What you're binding to name the_file in your first snippet is a file object, even though you say that's "saved as a string", the filename (i.e. the string) is actually named theLogFile but what you're trying t turn into a RE object is not theLogFile (the string), it's the_file (the now-closed file object). Given this, the error's somewhat quirky (one would expect a TypeError), but it's clear that you will get an error at re.compile.

Alex Martelli
I explained poorly. I edited the question to better explain the issue. Sorry.
Gordon Fontenot
+1  A: 

the_file should be a string. In the above code the_file is the return value of open, which is a file object.

Strawberry
I explained poorly. I edited the question to better explain the issue. Sorry.
Gordon Fontenot
+1  A: 

Gordon,

it would seem to me that the issue is in the data. You are compiling uninspected strings from the filelist into regexp, not heeding that they might contain meta characters relevant for the regexp engine.

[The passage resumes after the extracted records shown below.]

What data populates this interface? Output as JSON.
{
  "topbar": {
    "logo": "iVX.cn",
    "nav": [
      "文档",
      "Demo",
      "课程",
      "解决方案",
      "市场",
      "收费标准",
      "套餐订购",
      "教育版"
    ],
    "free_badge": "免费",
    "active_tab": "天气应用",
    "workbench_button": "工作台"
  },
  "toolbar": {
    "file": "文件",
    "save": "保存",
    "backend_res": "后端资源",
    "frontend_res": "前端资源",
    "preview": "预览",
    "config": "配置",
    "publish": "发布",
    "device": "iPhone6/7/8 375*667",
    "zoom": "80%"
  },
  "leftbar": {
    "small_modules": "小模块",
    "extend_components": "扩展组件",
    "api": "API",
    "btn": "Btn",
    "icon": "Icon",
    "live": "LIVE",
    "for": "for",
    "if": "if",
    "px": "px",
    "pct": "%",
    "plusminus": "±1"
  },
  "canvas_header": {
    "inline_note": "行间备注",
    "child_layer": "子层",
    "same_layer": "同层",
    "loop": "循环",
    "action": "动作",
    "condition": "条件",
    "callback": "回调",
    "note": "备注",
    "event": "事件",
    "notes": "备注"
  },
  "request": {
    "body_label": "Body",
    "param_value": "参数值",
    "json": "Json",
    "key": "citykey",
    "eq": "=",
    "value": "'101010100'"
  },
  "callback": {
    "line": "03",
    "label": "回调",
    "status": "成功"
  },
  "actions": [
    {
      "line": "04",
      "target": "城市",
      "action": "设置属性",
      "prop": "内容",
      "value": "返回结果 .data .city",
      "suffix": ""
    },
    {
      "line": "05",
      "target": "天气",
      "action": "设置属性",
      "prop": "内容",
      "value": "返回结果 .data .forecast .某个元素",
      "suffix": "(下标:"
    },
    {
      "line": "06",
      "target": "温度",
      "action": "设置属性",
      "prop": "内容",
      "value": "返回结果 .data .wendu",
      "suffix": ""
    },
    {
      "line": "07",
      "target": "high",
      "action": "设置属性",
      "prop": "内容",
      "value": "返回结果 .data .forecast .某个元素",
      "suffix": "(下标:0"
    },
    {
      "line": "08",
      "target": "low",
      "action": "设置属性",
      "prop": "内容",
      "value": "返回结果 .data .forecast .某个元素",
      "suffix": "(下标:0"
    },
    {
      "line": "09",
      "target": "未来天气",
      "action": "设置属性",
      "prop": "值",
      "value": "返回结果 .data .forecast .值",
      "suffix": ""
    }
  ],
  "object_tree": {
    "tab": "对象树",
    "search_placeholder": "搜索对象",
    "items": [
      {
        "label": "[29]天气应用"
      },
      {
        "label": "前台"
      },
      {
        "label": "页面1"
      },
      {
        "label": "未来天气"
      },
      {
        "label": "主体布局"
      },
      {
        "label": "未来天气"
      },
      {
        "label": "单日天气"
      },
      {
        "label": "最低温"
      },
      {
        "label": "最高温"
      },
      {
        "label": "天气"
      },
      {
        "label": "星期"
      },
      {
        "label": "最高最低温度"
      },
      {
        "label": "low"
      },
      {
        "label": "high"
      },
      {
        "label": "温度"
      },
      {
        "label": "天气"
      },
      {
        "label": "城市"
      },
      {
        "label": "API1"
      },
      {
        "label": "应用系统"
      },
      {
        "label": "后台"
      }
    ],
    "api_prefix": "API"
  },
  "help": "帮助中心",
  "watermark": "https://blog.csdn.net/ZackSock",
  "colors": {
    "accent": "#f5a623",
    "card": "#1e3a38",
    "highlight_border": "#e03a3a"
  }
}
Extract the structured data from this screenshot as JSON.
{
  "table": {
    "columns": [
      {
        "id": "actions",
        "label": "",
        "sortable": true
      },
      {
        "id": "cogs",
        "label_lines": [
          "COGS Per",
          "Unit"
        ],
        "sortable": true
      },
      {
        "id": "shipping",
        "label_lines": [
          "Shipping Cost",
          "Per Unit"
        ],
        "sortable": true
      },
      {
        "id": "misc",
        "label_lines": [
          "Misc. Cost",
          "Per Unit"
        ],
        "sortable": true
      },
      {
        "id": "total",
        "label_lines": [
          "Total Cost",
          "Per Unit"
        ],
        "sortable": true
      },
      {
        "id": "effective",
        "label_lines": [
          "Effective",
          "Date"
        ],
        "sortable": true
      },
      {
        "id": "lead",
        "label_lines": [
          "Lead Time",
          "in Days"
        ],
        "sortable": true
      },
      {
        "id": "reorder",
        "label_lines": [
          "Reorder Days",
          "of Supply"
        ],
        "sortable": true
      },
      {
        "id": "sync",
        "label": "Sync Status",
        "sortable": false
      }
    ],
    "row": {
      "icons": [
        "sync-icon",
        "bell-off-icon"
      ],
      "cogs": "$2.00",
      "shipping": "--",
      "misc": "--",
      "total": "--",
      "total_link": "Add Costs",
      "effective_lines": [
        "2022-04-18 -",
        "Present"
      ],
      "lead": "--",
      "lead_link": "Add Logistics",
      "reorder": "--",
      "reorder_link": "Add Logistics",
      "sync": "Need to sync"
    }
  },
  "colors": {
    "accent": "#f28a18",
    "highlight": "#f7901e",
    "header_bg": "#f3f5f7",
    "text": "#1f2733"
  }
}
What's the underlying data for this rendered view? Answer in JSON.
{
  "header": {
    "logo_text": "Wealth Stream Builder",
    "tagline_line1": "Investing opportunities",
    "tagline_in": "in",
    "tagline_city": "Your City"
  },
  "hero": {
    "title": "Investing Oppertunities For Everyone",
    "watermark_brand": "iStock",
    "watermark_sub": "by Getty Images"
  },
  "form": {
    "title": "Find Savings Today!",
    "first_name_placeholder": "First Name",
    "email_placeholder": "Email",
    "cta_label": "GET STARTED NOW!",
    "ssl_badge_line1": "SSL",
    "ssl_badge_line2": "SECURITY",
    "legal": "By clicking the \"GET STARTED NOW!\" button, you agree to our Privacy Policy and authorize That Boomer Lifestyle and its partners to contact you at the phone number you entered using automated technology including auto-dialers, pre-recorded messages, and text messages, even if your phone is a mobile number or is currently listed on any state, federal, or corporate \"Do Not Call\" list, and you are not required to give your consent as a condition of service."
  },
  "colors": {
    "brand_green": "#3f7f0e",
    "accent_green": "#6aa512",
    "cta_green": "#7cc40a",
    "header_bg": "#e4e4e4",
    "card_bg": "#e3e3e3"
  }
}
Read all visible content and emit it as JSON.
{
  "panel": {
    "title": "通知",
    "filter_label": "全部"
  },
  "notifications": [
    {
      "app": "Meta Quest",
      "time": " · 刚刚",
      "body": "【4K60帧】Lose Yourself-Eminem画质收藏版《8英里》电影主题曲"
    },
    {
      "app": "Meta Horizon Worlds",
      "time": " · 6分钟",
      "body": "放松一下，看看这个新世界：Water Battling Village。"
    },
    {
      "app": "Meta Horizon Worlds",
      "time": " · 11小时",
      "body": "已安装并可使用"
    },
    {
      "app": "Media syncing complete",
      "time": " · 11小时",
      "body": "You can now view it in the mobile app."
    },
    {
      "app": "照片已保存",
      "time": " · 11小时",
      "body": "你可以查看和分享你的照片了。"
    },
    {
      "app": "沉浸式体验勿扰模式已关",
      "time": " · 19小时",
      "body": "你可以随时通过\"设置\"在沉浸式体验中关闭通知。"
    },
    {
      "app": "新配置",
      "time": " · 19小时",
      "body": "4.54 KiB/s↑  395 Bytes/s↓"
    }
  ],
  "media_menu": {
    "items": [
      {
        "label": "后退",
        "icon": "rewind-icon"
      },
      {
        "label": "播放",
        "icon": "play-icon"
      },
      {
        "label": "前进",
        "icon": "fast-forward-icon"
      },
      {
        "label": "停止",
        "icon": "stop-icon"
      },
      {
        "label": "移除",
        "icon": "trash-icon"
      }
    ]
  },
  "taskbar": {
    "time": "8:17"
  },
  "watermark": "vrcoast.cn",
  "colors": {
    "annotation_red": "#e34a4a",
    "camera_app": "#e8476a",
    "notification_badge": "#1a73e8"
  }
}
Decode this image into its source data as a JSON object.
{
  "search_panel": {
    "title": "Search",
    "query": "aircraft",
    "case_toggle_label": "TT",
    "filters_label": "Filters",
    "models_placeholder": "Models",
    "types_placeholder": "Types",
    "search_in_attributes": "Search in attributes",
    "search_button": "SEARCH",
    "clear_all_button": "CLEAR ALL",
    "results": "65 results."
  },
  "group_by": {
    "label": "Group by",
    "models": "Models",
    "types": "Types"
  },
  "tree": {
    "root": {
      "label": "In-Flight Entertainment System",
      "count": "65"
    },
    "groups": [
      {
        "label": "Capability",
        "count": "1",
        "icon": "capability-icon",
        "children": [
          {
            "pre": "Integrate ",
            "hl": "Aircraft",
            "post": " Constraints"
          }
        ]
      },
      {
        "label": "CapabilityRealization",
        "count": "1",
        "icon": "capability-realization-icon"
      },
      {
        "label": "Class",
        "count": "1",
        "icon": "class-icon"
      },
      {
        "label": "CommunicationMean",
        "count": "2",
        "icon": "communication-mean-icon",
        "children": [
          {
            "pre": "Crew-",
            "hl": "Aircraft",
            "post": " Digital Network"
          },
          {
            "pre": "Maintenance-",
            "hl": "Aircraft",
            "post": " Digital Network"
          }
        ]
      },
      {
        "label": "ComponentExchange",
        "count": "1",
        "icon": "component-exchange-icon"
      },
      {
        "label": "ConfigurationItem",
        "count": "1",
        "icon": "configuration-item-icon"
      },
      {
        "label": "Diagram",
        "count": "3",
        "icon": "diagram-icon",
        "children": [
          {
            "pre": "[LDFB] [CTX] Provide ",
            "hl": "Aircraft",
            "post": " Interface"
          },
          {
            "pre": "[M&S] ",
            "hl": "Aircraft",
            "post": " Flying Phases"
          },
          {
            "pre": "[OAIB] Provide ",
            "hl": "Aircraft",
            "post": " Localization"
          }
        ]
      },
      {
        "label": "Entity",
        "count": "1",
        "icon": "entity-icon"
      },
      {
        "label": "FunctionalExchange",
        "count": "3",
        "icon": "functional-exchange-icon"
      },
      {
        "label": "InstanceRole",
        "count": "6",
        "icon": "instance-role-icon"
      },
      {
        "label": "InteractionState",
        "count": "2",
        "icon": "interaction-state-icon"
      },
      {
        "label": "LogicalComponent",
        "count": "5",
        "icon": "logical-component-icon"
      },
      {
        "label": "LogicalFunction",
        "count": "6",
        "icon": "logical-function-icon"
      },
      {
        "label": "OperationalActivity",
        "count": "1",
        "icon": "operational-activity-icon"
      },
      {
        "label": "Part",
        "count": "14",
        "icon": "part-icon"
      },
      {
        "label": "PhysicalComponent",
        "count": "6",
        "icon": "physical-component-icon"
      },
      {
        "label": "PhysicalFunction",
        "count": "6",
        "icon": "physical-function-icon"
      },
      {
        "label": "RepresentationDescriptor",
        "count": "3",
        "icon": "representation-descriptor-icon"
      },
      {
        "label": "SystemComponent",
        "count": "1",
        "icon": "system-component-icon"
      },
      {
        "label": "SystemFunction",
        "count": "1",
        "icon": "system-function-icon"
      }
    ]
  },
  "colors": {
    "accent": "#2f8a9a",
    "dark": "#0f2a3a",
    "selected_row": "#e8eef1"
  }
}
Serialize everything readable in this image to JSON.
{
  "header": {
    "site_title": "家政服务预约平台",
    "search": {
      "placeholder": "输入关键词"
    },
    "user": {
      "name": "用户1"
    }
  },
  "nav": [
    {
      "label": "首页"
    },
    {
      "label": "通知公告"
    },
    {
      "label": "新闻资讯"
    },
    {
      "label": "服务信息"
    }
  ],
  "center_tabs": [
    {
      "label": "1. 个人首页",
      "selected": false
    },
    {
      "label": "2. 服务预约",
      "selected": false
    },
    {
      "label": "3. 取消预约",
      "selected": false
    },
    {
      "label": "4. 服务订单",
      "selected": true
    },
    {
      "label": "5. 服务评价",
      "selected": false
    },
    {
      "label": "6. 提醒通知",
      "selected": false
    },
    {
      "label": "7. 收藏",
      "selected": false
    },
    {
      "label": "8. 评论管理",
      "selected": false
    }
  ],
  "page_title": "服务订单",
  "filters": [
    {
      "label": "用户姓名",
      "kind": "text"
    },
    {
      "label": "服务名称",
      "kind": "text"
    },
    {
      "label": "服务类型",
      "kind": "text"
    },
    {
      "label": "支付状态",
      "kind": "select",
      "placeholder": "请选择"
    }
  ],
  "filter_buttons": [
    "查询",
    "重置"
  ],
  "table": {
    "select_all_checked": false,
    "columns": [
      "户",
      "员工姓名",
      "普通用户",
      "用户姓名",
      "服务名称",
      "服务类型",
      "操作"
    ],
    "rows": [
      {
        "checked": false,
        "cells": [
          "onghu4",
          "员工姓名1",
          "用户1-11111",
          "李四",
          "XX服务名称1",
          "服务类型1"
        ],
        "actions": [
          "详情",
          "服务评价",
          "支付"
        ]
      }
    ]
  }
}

In your for loop, add a print the_file before the call to re.compile (it is no problem that you are re-using a name as the loop iterator that referred to file object before), so you can see which strings are actually coming from the filelist. Or, better still, run all instances of the_file through re.escape before passing them to re.compile. This will turn all meta characters into their normal equivalent.

ThomasH
That was it. Thanks. using `re.escape` fixed it.
Gordon Fontenot